Getting Off Tract

A Whole New Look In The San Fernando Valley 

Cover1Installing a sense of English countryside in the San Fernando Valley, designer Norm Wogan took “an ugly tract house from the ‘40s” outside Encino and transformed it inside and out for client Jayne Shapiro, founder and president of KIDS SAFE, and organization dedicated to strengthening child abuse and molestation laws and furthering awareness of this social problem.

A widow with four sons (two of whom still live at home), Shapiro told Wogan she “just wanted to do a fluff,” the designer says, adding with a laugh that “we ended up doing the whole house the interior, exterior, landscaping, everything!” 

He’s not kidding. Wogan started from the outside and worked his way in. “My favorite style is Old World European, and I’m always happiest when I can bring in antiques and old stone from Europe and old plank flooring.” For the Shapiro home, Wogan used European slate roofing and old Cotswold stone from England at the front entrance. The door itself was custom made from used Douglas fir with four panes of old Colonial glass. 

Shapiro was a designer’s dream client: “She gave me free rein to do whatever I wanted,” Wogan recalls. “Jayne has a contemporary house when I met her. She asked me what she should do with her furniture, and I told her to get rid of it all.” Shapiro was an active participant in the design process, accompanying Wogan on many shopping excursions. The project took seven months to complete. 

The results are in evidence as soon as one walks through the front door. The graceful blend of exterior to interior is first seen in the living room, where the Cotswold stone in the fireplace echoes the front entrance of the house. Earthtones in the furniture and area rug add a further welcoming touch. The wood planks that make up the floor here and throughout the house were hand distressed and finished to look worn and aged. 

For the dining room, Wogan found an antique table that he had raised up and made longer, to accommodate Shapiro’s entertaining needs. “I wanted to keep the integrity of he old,” he says, “but needed to modify the table for when Jayne has a big dinner party.” Now she can comfortably fit her family around the table for intimate holiday gatherings and also expand the table for a larger social or political function. Antique reproduction chairs complete the seating arrangements, and Wogan wired the Renaissance-era chandelier that hangs gracefully over the table. 

In between the living and dining rooms was “one of those rooms that you don’t use,” Wogan says of what became Shapiro’s sitting room and office, and effective space for her to write letters and work on her projects. Instead of searching far and wide for artwork, the designer made a great find much closer to home: the walls both here and the living room feature framed sketches by Shapiro’s son Danny. 

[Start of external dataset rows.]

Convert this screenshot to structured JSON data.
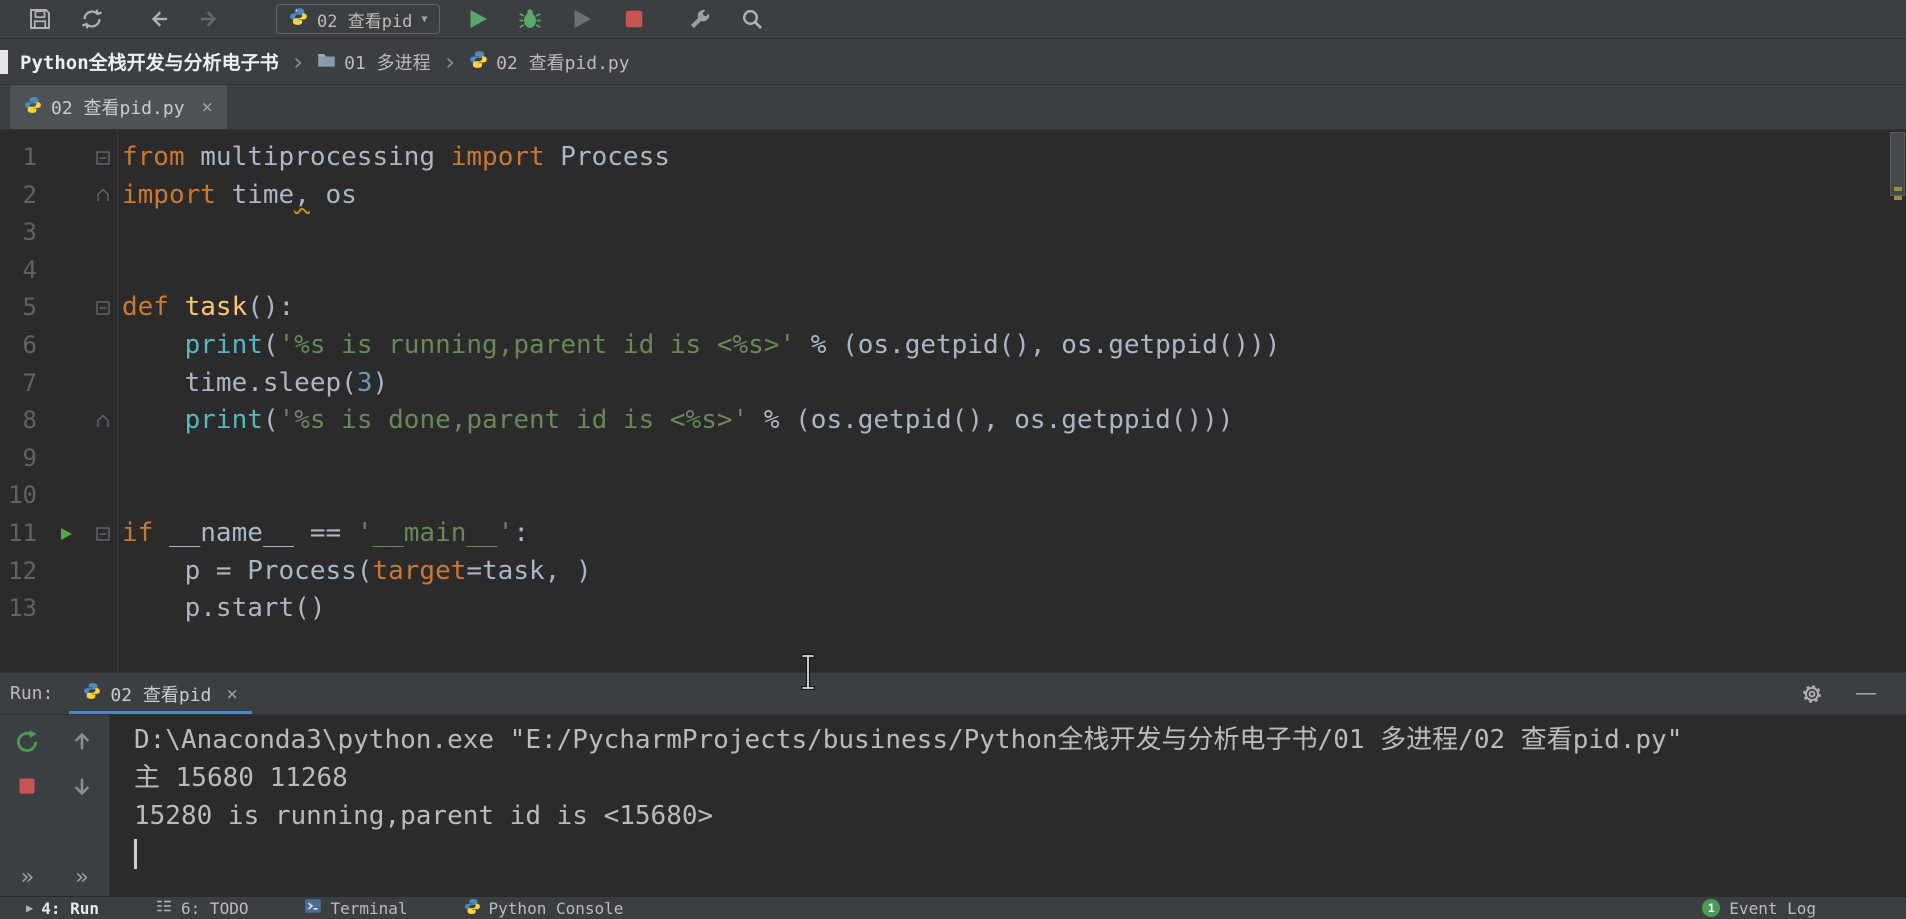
{
  "icons": {
    "close": "×",
    "chevron_sep": "›",
    "dropdown_caret": "▼",
    "double_chevron": "»",
    "minimize": "—",
    "play_marker": "▶"
  },
  "toolbar": {
    "run_config": "02 查看pid"
  },
  "breadcrumb": {
    "items": [
      "Python全栈开发与分析电子书",
      "01 多进程",
      "02 查看pid.py"
    ]
  },
  "editor_tab": {
    "title": "02 查看pid.py"
  },
  "editor": {
    "lines": [
      {
        "n": "1",
        "fold": "start",
        "tokens": [
          [
            "kw",
            "from"
          ],
          [
            "t",
            " multiprocessing "
          ],
          [
            "kw",
            "import"
          ],
          [
            "t",
            " Process"
          ]
        ]
      },
      {
        "n": "2",
        "fold": "end",
        "tokens": [
          [
            "kw",
            "import"
          ],
          [
            "t",
            " time"
          ],
          [
            "warn",
            ","
          ],
          [
            "t",
            " os"
          ]
        ]
      },
      {
        "n": "3",
        "tokens": []
      },
      {
        "n": "4",
        "tokens": []
      },
      {
        "n": "5",
        "fold": "start",
        "tokens": [
          [
            "kw",
            "def"
          ],
          [
            "t",
            " "
          ],
          [
            "fn",
            "task"
          ],
          [
            "t",
            "():"
          ]
        ]
      },
      {
        "n": "6",
        "tokens": [
          [
            "t",
            "    "
          ],
          [
            "bi",
            "print"
          ],
          [
            "t",
            "("
          ],
          [
            "str",
            "'%s is running,parent id is <%s>'"
          ],
          [
            "t",
            " % (os.getpid(), os.getppid()))"
          ]
        ]
      },
      {
        "n": "7",
        "tokens": [
          [
            "t",
            "    time.sleep("
          ],
          [
            "num",
            "3"
          ],
          [
            "t",
            ")"
          ]
        ]
      },
      {
        "n": "8",
        "fold": "end",
        "tokens": [
          [
            "t",
            "    "
          ],
          [
            "bi",
            "print"
          ],
          [
            "t",
            "("
          ],
          [
            "str",
            "'%s is done,parent id is <%s>'"
          ],
          [
            "t",
            " % (os.getpid(), os.getppid()))"
          ]
        ]
      },
      {
        "n": "9",
        "tokens": []
      },
      {
        "n": "10",
        "tokens": []
      },
      {
        "n": "11",
        "fold": "start",
        "run": true,
        "tokens": [
          [
            "kw",
            "if"
          ],
          [
            "t",
            " __name__ == "
          ],
          [
            "str",
            "'__main__'"
          ],
          [
            "t",
            ":"
          ]
        ]
      },
      {
        "n": "12",
        "tokens": [
          [
            "t",
            "    p = Process("
          ],
          [
            "arg",
            "target"
          ],
          [
            "t",
            "=task, )"
          ]
        ]
      },
      {
        "n": "13",
        "tokens": [
          [
            "t",
            "    p.start()"
          ]
        ]
      }
    ]
  },
  "run_panel": {
    "label": "Run:",
    "tab": "02 查看pid",
    "console": [
      "D:\\Anaconda3\\python.exe \"E:/PycharmProjects/business/Python全栈开发与分析电子书/01 多进程/02 查看pid.py\"",
      "主 15680 11268",
      "15280 is running,parent id is <15680>"
    ]
  },
  "status_bar": {
    "items": [
      "4: Run",
      "6: TODO",
      "Terminal",
      "Python Console"
    ],
    "event_log_label": "Event Log",
    "event_count": "1"
  },
  "colors": {
    "keyword": "#CC7832",
    "string": "#6A8759",
    "number": "#6897BB",
    "function_name": "#FFC66D",
    "builtin": "#56B6C2",
    "run_green": "#499C54",
    "stop_red": "#C75450",
    "editor_bg": "#2B2B2B",
    "panel_bg": "#3C3F41"
  }
}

The landscape surrounding the house got as complete a makeover as the interior. The Shapiro home has a large front yard, and a side yard with a koi pond that has views of the San Fernando Valley. In the back there is a courtyard and a pool, and another backyard area houses a spa. Using a combination of landscaping techniques, Wogan created a sense of outdoor space that is “all nestled in” and linked by the European countryside theme. 

The Wogan-designed remodel was the first work Shapiro had done on her home since her husband’s death several years earlier. “It was kind of a cleansing for her as well as her boys,” Wogan says. His imaginative ideas for an Old World motif ultimately turned into a “whole new look” for Shapiro and her family.